2) Downsize. If your kids are out of the house, you may not be needing all the space in your current home. By downsizing to a smaller home, you may be able to free up some home equity and invest those proceeds into investments with a potentially higher return. Additionally, a smaller home will have much lower expenses, including utilities, insurance, and property taxes.

If you really want to make a big impact on your finances, you have to look at the big expenses. For someone in their 50’s or 60’s, cutting out a daily latte just isn’t going to make enough of a difference. Many people have an emotional attachment to their home, which is completely understandable. However, if downsizing makes sense for you, you should try to make that change as soon as possible. Your home is one of your largest expenses and you want to make sure that it isn’t holding you back from achieving other important goals.

3) Spousal IRAs. Most people are aware of the catch-up provisions available after age 50 in their 401(k) or 403(b) plans at work, but many couples aren’t aware of their eligibility to fund an IRA for a spouse who doesn’t work or who doesn’t have a retirement plan. For 2014, the IRA contribution limits are $5,500 or $6,500 if over age 50. Here are the rules for some common scenarios:

– If neither spouse is covered by an employer plan at work, then both can contribute to a Traditional IRA and deduct the contribution, with no income restrictions. Both can contribute to an IRA, even if only one spouse works.
– If only one spouse is covered by an employer retirement plan, then the other spouse can contribute to a deductible Traditional IRA, if their joint MAGI is below $181,000 (2014).
– My personal favorite: if either spouse does not have any IRAs, that spouse can contribute to a Back-Door Roth IRA. There are no income restrictions to this strategy.

4) Social Security for divorcees. A common reason why individuals are behind in their retirement saving is divorce. If you were married for at least 10 years, you are eligible for a Social Security benefit based on your ex-spouse’s earnings. Many divorcees are not aware of this because spousal benefits are never listed on your Social Security statement.

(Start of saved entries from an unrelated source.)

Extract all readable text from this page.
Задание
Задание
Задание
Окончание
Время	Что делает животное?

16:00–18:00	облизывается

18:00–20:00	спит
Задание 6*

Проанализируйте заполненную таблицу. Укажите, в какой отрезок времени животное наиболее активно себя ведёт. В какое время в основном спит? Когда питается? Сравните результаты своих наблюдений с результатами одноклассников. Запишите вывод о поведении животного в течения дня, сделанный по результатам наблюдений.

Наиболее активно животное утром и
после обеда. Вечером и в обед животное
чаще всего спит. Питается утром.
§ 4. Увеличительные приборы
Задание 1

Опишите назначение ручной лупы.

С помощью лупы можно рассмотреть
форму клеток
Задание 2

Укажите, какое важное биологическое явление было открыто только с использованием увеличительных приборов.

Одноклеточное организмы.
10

The spousal benefit does not impact your ex-spouse in any way and they will not know you are receiving a spousal benefit. You do not have to wait for (or even know if) your ex-spouse has started to receive their benefits. We’ve often found that someone who was out of the workforce to raise a family or had a limited earnings history will have a very small Social Security benefit based on their own earnings and isn’t aware they are eligible for a benefit from a high-earning ex-spouse.

Details: you must be at least 62, unmarried, and the spousal benefit will only apply if greater than your own benefit. To apply, you will need your ex-spouse’s name, date of birth, social security number, beginning/ending dates of marriage, and place of marriage.
See: http://www.ssa.gov/retire2/divspouse.htm

5) Don’t get aggressive. For many investors, the temptation is to try to eke out extra return from their investment portfolio to make up for the fact that they are behind. They take a very aggressive approach or try to day trade. This is very risky and the results can be devastating. Invest appropriately for your risk tolerance, objectives, and time horizon, but stay diversified and don’t gamble your nest egg.